Il sera alors envisageable de réaliser un véritable suivi d’un tissu cible, potentiellement atteint par la maladie. On pourra alors dresser son profil moléculaire, à partir duquel un traitement spécifique du patient pourra être pensé, administré et évalué. Cette méthode, qui utilise les nanocapteurs, introduit un changement de paradigme en médecine : le suivi individualisé se substituerait au diagnostic traditionnel.
Des nanoparticules peuvent enfin servir pour le transport et l’administration ciblée de traitements, par exemple sous forme de particules servant de plate-forme sur lesquelles une substance active peut être greffée et éventuellement délivrée par action de la lumière.
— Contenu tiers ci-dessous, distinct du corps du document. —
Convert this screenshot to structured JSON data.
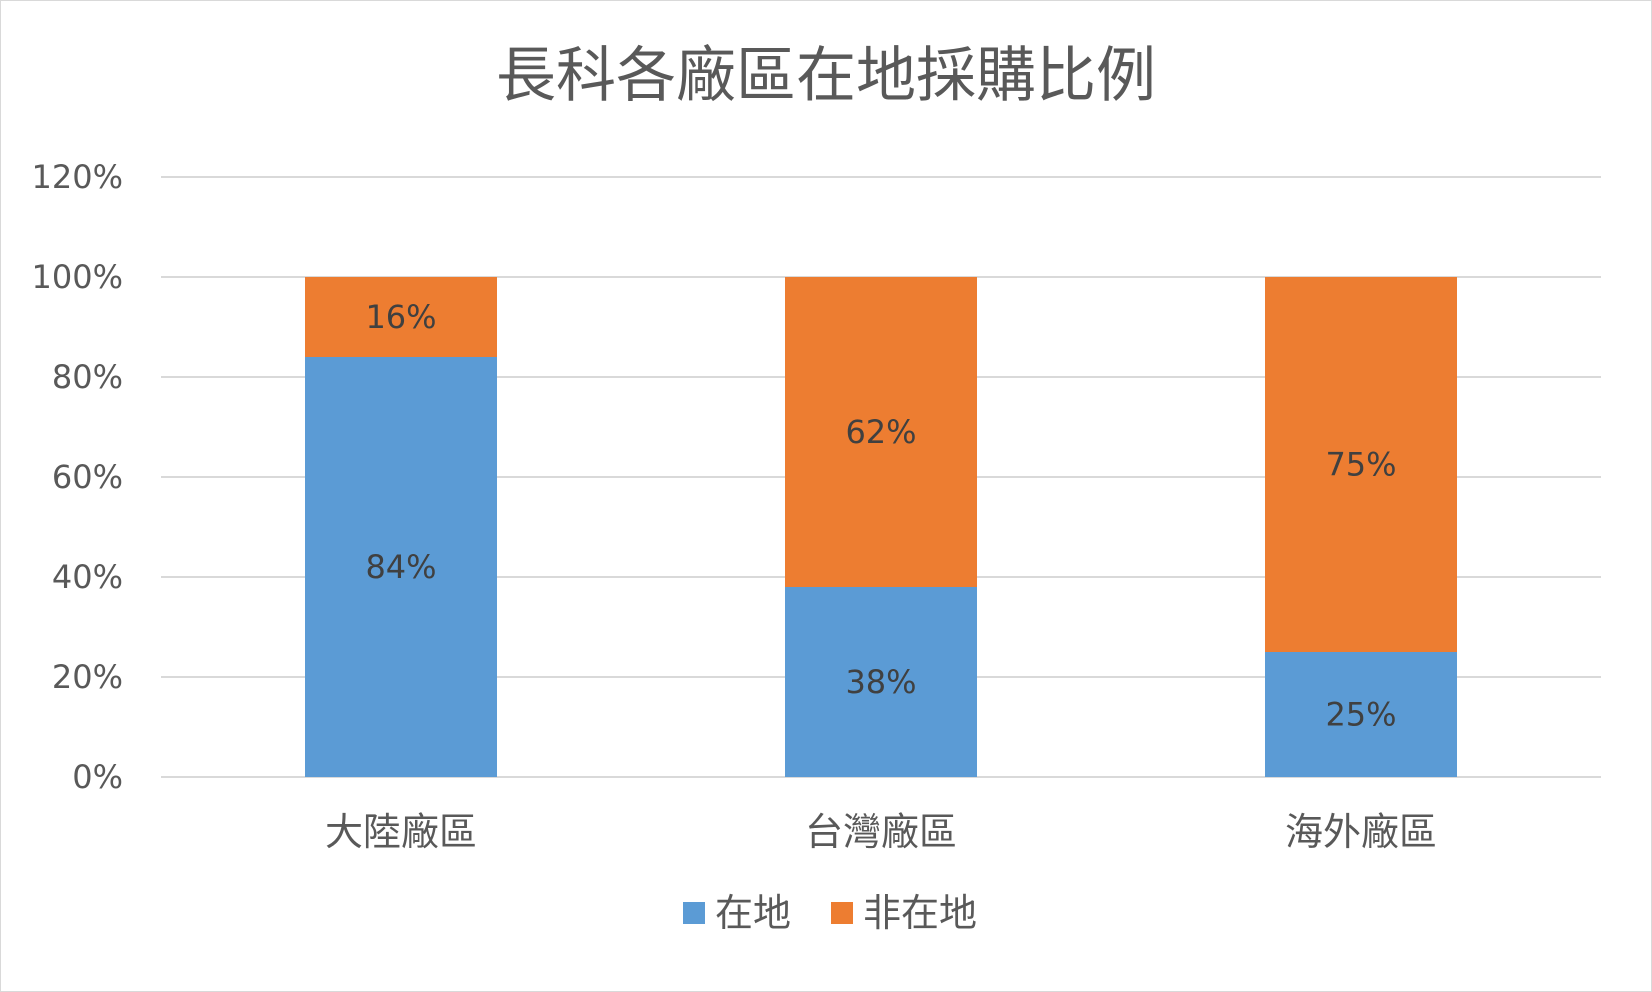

L’association, appelée théranostique, sur un même objet du diagnostic quantitatif et de la thérapie sous forme d’administration contrôlée d’un médicament, sera un outil utile pour le contrôle fin d’une pathologie.
L’utilisation de nanoparticules pour l’imagerie biologique ouvre ainsi de nombreuses et riches perspectives pour des applications biomédicales. La nanoimagerie et de façon plus générale les nanotechnologies sont ainsi susceptibles de contribuer fortement à la révolution médicale des prochaines années, la médecine personnalisée.
Cédric Bouzigues, Enseignant-chercheur au Laboratoire d’Optique et Biosciences (École polytechnique / CNRS / INSERM), École Polytechnique – Université Paris Saclay
La version originale de cet article a été publiée par notre partenaire The Conversation.